Problems reading .csv files

While reading on a jupyter notebook:

import dask
import dask.dataframe as dd
df = dd.read_csv(‘bigdata.csv’, blocksize=5e6)
df

Is fine, if I then issue df.compute() or df.head() results error:
FileNotFoundError: [Errno 2] No such file or directory: ‘…/bigdata.csv’

df.map_partitions(type) gives:

Dask Series Structure:
npartitions=9
object




dtype: object

Hi @wayward, the reason why before doing the df.compute() or df.head() things seem to be “fine” is because up to that point nothing has happened yet except for setting up the task graph.

It seems the problem you are having is that it can’t find the file "bigdata.csv". If you only provide the name of the file, in order to be able to read it, the file needs to be in the same location (path) as your jupyter notebook. If it is not, then you need to provide the relative path to where the file is. For example:

your_folder/
        |_ jupyter_notebook.ipynb
        |_ another_folder/
                 |_ bigdata.csv

then the relative path to your file would be “another_folder/bigdata.csv”

2 Likes

hello, I used remote workers that (obviously) could not access local-to-scheduler files …

1 Like

Hey @wayward! I think it was not clear from your snippet that you were using a cluster setup. What you’re looking for might be covered in the Futures docs, but if you could share a minimal reproducer or a bit more about your setup then we can troubleshoot further.

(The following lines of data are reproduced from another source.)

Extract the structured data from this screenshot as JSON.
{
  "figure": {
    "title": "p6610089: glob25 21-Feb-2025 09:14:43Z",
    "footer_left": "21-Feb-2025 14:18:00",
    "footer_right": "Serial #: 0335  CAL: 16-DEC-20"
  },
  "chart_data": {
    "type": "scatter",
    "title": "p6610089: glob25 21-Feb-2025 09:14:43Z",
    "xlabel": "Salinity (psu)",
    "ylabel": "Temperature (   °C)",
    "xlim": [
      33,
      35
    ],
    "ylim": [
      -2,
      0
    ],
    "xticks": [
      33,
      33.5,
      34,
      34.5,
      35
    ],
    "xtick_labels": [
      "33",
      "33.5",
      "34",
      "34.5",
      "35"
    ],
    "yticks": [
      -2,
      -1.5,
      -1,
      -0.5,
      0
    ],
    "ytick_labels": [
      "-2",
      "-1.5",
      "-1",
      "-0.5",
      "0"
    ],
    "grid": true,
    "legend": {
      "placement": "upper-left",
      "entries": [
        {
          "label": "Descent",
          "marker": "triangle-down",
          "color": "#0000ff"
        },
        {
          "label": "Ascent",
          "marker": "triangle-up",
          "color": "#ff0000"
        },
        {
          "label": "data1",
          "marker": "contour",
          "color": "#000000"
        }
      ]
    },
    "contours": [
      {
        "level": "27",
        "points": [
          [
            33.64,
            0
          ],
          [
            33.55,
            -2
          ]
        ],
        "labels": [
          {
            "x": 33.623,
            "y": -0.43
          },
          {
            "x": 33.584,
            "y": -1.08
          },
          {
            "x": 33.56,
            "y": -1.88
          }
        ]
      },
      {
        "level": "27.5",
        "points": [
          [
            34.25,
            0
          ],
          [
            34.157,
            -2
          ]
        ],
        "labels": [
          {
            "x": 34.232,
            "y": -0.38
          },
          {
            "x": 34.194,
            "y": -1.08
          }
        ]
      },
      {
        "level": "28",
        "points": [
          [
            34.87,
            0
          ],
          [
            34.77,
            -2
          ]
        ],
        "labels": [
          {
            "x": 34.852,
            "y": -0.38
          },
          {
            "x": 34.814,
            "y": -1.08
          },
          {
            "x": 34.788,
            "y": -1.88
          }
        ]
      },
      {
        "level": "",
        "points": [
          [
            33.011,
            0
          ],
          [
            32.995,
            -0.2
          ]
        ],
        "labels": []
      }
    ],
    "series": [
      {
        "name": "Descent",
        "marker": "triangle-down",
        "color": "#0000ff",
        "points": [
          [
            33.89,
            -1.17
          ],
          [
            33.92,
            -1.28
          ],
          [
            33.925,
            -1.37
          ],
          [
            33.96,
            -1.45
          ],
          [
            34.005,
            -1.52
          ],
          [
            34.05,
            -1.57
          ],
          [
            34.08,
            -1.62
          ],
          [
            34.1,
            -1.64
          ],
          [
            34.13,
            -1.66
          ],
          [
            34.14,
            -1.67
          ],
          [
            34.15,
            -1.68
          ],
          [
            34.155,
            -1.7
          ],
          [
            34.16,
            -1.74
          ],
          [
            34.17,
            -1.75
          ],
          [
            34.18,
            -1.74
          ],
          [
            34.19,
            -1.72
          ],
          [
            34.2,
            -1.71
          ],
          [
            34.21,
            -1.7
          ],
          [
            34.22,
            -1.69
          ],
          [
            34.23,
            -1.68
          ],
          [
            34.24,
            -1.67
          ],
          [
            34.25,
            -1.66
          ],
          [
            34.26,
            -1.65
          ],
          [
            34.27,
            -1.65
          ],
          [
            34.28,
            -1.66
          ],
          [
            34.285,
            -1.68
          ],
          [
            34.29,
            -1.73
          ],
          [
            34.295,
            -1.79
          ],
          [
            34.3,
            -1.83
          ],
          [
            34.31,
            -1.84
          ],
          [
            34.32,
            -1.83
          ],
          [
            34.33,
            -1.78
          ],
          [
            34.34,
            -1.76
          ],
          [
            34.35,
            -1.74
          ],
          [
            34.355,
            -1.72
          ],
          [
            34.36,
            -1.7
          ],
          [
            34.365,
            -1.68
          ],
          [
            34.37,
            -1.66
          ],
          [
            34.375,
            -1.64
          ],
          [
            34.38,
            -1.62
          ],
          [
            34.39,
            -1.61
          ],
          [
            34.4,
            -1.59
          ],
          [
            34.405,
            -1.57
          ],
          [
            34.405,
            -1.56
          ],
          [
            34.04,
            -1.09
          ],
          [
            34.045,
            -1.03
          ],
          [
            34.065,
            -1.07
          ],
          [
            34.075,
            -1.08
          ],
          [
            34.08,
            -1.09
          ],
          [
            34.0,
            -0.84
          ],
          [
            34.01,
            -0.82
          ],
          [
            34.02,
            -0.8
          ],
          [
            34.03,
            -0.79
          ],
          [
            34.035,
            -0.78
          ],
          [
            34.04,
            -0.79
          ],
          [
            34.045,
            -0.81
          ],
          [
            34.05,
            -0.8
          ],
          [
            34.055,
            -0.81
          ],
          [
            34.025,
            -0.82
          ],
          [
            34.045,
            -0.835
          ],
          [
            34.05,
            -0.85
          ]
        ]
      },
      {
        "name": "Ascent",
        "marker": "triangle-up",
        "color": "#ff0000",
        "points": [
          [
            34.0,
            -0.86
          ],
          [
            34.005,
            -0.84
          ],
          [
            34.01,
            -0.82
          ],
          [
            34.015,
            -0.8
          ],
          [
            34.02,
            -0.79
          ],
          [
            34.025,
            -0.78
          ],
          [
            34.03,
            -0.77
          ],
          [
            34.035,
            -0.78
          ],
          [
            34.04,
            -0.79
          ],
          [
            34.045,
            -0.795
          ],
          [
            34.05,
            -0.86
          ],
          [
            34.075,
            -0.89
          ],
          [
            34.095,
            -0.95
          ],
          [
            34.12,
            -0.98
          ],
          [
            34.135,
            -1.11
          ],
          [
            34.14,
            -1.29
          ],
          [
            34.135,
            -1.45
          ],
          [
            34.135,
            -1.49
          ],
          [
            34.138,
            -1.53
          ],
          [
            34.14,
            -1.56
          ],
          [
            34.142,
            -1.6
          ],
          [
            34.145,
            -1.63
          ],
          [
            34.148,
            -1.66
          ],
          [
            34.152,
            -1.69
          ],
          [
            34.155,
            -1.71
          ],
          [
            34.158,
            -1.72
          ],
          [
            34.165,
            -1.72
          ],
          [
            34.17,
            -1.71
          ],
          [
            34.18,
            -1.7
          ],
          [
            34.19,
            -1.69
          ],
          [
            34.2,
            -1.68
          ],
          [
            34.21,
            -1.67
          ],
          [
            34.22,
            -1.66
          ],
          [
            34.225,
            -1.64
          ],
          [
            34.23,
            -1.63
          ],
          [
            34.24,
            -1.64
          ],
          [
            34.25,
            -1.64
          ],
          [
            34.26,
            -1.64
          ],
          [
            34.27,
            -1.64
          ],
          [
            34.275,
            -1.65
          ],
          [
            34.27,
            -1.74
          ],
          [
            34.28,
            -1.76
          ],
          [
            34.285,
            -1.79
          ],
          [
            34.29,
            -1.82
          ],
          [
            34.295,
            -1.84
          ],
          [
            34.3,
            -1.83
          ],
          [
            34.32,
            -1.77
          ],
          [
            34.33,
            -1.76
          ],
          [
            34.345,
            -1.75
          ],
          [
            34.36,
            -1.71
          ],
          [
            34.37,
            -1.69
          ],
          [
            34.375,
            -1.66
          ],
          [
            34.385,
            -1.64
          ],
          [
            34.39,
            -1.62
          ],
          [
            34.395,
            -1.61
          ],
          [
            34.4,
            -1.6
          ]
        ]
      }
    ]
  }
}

@wayward Typically if you are using a remote cluster, you will want your data to reside in some place that all your workers can access it. This could be a blob storage system like S3, a data warehouse, or some kind of network filesystem (see here for more information).

As an aside, please be more considerate in the language you use in discussions here. Things that are obvious to you about your setup might not be obvious to others, and lots of people do use Dask on a single machine where all workers can see the same filesystem.

3 Likes